From the Guidelines
Salmonella enteritis is typically treated with supportive care while the infection runs its course, and antibiotics are generally reserved for severe cases, high-risk patients, or invasive infections. Most cases resolve without antibiotics in 4-7 days. Focus on staying hydrated by drinking plenty of clear fluids like water, diluted fruit juices, or oral rehydration solutions (such as Pedialyte) 1. Take acetaminophen (Tylenol) for fever and discomfort at recommended doses (650-1000mg every 6 hours for adults, not exceeding 4000mg daily). Avoid anti-diarrheal medications like loperamide (Imodium) as they can prolong the infection by keeping bacteria in your system.
When prescribed, common antibiotics include ciprofloxacin (500mg twice daily for 5-7 days), azithromycin (500mg daily for 3-5 days), or trimethoprim-sulfamethoxazole (160/800mg twice daily for 5-7 days) 2. However, the use of antibiotics should be guided by the severity of the infection and the patient's risk factors, as antibiotics can prolong the carrier state and lead to a higher clinical relapse rate 3.
Some key points to consider in the treatment of salmonella enteritis include:
- Practice strict hand hygiene and avoid preparing food for others until symptoms resolve and you've been symptom-free for at least 48 hours.
- The infection spreads through the fecal-oral route, so these measures prevent transmission while your body clears the bacteria naturally.

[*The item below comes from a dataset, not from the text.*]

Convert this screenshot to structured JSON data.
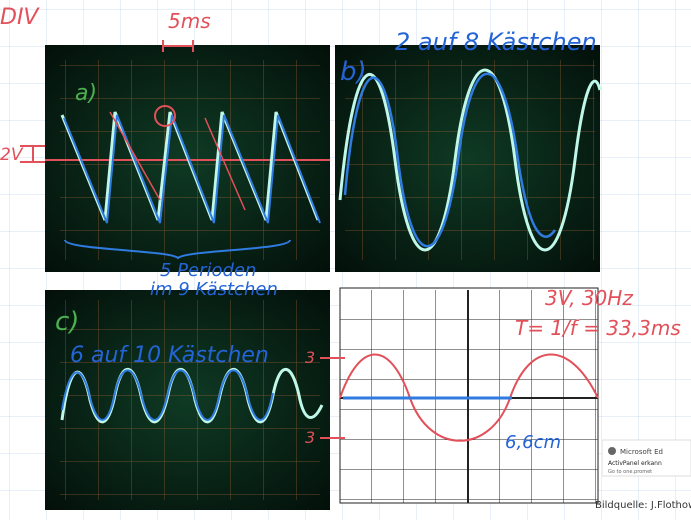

- Invasive disease, empirical treatment should be considered (after a fecal specimen is obtained for the performance of the studies noted above) 4.
- The choice of antimicrobial agent may change due to evolving resistance patterns 1.
Overall, the treatment of salmonella enteritis should be guided by the principles of supportive care, judicious use of antibiotics, and prevention of transmission.
From the FDA Drug Label
Infectious Diarrhea caused by Escherichia coli (enterotoxigenic strains), Campylobacter jejuni, Shigella boydii†, Shigella dysenteriae, Shigella flexneri or Shigella sonnei† when antibacterial therapy is indicated. Typhoid Fever (Enteric Fever) caused by Salmonella typhi.
The treatment for salmonella enteritis is not explicitly stated, but Typhoid Fever (Enteric Fever) caused by Salmonella typhi is mentioned as an indication for ciprofloxacin. However, it is not clear if this applies to salmonella enteritis.
- The FDA label does mention Infectious Diarrhea caused by various strains, but it does not directly address salmonella enteritis.
- Therefore, based on the provided information, ciprofloxacin may be considered for the treatment of salmonella enteritis, but with caution and careful consideration of the specific patient and infection characteristics 5.
From the Research
Treatment Options for Salmonella Enteritis
- Oral rehydration therapy is the mainstay of treatment for mild dehydration and is as effective as intravenous rehydration for preventing hospitalization and return to the emergency department 6, 7.
- Oral rehydration solutions are recommended for moderate dehydration 6.
- Ondansetron may be prescribed if needed to prevent vomiting and improve tolerance of oral rehydration solutions 6, 8.
- Hospitalization and intravenous fluids are recommended for children who do not respond to oral rehydration therapy plus an antiemetic and patients with severe dehydration (i.e., signs of shock or more than 10% dehydration) 6, 9.
Comparison of Oral and Intravenous Rehydration
- Oral rehydration is an effective and inexpensive treatment, but some physicians prefer intravenous methods 10.
- There were more treatment failures with oral rehydration therapy (RD 4%, 95% confidence interval (CI) 1 to 7, random-effects model) 10.
- Shorter hospital stays were reported for the oral rehydration therapy group (WMD -1.20 days, 95% CI -2.38 to -0.02 days) 10, 8.
Use of Anti-emetics and Probiotics
- Oral ondansetron had lower hospital admission rates to the emergency department and lower rates of IV rehydration during their ED stay compared with children receiving placebo 8.
- Probiotic use amongst children hospitalized following acute gastroenteritis reduced the mean duration of hospitalization by 1.12 days (CI -1.16, -0.38) 8.
Rapid Intravenous Rehydration
- The efficacy and safety of rapid intravenous rehydration guidelines in children affected by dehydration secondary to acute gastroenteritis is supported by current scientific evidence 9.
- Isotonic fluids are recommended, suggesting saline fluid as the first option, supplemented by glucose (2.5%) in those patients showing normoglycemia and ketosis 9.
- A rhythm of 20 cc/kg/h is recommended during 1-4 h 9.